Words are important. They convey messages — in a precise and unambiguous manner, it is to be hoped. This is particularly important in medical communications where it is essential to leave no room for doubt.

Unfortunately — and rather surprisingly — the ‘scientific’ way in which we are taught to write carries within it the seeds of imprecision. I remember vividly the first school chemistry experiment I wrote up. I described it in the active voice: ‘We dissolved the copper sulphate crystals in some water…’, only to have my knuckles rapped. The correct form, I was forcefully told, was to use the passive: ‘Copper sulphate crystals were dissolved in water…’

From then on we all learned to write like that. Taking the first person out of the report makes it look and feel truly scientific — and somewhat dull, too.

But writing in the passive voice or the third person isn’t helpful in medical communications, because it loses the sense of whose job it is to do the work. ‘This patient needs a chest X-ray...’ writes the consultant. Good. Just one problem: is she saying she has ordered it or is she asking the GP to do it?

I could not count the times this has caused difficulties in our practice. ‘He will need a repeat of his thyroid function tests two weeks before the next outpatient attendance…’ (Yes, doctor — have you written out the form or is it up to me?). Or most hazardous of all, because of the implications if it’s not done properly: ‘This patient needs referring to the cardiology department…’ On each occasion my secretaries have to ring up to ask who is supposed to be doing what, because there is no obvious answer.

How refreshing when the penny drops and hospital doctors start writing in the first person again: ‘I’ve ordered a chest X-ray and the necessary blood tests, but please would you refer him to the cardiology department?’ Now that’s totally unambiguous.
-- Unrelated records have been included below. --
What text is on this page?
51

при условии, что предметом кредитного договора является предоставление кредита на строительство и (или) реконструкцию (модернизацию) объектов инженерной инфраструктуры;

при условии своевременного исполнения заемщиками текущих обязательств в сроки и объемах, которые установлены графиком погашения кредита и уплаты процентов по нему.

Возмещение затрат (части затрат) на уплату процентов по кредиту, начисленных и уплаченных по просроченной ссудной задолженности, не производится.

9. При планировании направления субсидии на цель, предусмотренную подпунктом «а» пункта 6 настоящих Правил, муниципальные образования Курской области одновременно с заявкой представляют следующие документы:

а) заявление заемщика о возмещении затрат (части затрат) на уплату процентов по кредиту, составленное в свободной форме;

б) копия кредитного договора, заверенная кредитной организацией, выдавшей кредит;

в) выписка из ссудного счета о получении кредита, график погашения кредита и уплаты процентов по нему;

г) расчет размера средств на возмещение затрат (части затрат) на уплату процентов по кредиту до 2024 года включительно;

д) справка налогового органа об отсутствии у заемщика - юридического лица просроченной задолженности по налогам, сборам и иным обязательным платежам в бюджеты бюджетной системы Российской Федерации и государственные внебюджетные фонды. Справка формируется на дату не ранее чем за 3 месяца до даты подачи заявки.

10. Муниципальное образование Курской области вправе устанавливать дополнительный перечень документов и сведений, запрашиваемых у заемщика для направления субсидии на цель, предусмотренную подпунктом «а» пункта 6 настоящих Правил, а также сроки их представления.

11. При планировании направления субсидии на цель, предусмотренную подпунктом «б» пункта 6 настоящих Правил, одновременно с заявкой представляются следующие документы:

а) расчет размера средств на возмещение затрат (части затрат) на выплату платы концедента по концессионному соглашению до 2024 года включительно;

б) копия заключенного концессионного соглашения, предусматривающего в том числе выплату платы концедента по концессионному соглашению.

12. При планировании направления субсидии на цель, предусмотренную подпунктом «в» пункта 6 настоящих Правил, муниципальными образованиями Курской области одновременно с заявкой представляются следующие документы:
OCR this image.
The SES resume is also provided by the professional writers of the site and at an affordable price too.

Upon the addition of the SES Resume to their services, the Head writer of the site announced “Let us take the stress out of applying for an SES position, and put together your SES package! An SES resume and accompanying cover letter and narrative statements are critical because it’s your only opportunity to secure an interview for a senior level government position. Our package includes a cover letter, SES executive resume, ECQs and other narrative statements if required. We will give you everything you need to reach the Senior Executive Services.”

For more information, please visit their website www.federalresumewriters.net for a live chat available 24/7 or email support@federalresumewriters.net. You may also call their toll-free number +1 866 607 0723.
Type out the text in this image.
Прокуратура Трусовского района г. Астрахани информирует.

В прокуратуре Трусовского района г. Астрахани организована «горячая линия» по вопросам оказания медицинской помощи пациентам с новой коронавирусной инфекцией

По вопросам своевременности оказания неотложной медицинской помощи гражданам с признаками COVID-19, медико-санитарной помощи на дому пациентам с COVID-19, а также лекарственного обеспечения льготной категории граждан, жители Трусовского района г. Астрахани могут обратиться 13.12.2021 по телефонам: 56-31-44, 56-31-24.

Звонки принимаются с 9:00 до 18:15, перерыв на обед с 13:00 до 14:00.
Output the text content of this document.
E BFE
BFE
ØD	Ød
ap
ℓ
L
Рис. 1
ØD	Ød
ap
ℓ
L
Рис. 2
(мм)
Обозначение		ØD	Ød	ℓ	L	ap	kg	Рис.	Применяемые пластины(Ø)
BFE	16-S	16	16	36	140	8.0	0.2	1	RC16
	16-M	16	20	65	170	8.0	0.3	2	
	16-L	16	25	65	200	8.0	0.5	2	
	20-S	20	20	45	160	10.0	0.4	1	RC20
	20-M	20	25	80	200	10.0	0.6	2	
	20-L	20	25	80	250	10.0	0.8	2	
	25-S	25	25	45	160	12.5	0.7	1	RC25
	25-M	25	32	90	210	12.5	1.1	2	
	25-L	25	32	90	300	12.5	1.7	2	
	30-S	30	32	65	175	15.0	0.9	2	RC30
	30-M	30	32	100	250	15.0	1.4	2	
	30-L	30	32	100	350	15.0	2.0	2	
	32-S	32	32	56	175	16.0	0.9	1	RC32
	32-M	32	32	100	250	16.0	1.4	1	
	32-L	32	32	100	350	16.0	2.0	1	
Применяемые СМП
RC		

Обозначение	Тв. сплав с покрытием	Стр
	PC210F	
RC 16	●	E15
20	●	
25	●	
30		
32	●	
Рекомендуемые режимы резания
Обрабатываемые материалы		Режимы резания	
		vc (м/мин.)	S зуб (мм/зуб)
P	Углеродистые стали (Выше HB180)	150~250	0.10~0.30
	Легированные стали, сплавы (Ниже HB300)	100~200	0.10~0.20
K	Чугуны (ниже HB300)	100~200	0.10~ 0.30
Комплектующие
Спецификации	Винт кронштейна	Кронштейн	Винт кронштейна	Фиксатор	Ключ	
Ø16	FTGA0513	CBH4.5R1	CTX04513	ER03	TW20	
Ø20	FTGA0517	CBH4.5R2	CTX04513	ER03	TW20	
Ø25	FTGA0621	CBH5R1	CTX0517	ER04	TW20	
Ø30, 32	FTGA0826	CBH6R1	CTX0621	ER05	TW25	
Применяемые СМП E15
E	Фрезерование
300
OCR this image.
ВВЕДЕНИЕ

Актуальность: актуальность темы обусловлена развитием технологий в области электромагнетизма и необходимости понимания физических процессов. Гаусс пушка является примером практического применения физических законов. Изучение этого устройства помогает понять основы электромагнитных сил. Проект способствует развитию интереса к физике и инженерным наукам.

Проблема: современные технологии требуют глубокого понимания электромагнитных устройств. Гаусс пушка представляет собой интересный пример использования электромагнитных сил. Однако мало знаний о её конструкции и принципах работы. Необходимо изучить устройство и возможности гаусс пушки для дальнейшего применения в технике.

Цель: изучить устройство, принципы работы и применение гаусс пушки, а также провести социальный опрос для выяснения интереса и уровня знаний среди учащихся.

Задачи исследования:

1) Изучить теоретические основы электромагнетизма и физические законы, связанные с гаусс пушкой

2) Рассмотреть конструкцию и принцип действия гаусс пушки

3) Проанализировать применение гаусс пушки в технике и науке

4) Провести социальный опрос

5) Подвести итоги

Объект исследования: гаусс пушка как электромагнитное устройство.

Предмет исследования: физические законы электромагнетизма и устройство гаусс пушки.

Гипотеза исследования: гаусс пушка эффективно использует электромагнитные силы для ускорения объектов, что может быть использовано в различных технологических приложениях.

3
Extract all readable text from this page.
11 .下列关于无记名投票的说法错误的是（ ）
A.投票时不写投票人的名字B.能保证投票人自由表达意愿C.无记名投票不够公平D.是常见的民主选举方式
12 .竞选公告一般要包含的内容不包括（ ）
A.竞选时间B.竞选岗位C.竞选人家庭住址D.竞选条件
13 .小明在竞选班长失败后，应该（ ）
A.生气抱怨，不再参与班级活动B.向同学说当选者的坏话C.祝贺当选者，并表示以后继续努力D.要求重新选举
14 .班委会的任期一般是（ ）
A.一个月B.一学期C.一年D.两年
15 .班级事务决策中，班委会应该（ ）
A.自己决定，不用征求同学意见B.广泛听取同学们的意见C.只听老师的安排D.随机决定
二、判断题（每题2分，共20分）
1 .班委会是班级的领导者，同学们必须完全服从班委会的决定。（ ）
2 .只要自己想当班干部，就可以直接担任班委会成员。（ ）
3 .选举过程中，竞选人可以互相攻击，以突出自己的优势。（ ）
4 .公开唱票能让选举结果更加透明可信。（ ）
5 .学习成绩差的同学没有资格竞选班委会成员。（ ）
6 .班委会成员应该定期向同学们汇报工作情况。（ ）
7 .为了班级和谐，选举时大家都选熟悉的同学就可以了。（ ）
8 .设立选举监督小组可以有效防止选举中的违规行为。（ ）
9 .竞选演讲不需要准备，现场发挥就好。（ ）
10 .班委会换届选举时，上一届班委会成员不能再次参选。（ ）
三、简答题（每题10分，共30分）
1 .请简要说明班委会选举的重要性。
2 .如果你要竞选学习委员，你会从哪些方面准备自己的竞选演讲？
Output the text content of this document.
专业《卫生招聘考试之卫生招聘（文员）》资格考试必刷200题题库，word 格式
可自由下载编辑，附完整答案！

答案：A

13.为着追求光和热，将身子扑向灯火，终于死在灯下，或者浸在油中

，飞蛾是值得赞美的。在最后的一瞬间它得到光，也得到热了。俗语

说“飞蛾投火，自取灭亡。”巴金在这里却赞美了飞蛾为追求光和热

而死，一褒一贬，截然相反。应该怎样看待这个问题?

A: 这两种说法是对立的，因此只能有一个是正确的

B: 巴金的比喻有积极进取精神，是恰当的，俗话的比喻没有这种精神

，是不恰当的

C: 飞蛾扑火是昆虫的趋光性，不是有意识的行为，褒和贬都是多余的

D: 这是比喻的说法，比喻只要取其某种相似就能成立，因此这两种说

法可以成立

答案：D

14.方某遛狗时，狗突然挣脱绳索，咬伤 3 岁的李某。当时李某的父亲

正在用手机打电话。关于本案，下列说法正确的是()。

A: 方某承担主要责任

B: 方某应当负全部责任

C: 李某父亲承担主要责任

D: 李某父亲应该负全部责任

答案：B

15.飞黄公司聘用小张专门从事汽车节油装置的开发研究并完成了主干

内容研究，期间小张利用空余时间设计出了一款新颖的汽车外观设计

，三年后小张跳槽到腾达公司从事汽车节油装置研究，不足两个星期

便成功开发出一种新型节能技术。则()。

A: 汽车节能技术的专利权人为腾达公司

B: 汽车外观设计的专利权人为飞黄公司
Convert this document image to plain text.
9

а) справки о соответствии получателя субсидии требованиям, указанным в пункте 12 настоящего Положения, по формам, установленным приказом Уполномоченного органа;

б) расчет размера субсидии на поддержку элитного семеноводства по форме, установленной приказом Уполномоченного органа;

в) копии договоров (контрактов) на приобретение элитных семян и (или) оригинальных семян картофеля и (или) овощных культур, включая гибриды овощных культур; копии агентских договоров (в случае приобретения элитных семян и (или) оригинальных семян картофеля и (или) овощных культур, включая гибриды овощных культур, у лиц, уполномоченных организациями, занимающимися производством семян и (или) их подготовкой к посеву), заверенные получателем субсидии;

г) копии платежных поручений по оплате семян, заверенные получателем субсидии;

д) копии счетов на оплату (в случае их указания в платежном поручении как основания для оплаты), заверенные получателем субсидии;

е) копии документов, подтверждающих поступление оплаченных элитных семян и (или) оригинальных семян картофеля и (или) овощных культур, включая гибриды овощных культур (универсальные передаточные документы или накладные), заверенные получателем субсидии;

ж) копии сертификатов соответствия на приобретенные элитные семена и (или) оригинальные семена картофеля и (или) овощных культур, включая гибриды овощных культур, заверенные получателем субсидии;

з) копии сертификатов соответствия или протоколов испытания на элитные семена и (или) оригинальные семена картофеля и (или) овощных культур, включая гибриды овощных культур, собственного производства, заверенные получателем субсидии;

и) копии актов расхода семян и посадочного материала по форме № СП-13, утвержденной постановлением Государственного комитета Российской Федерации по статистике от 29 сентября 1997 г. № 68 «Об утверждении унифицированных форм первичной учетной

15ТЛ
It may sound ‘unscientific’, but the message is clear — and clarity of communication is what medical correspondence is all about.

How many lives have been lost, I wonder, because an all-important test or referral wasn’t performed, each practitioner thinking the other was requesting it?

So let’s put the first person back into medical communications, shall we? It may sound less scientific — but it is a great deal safer.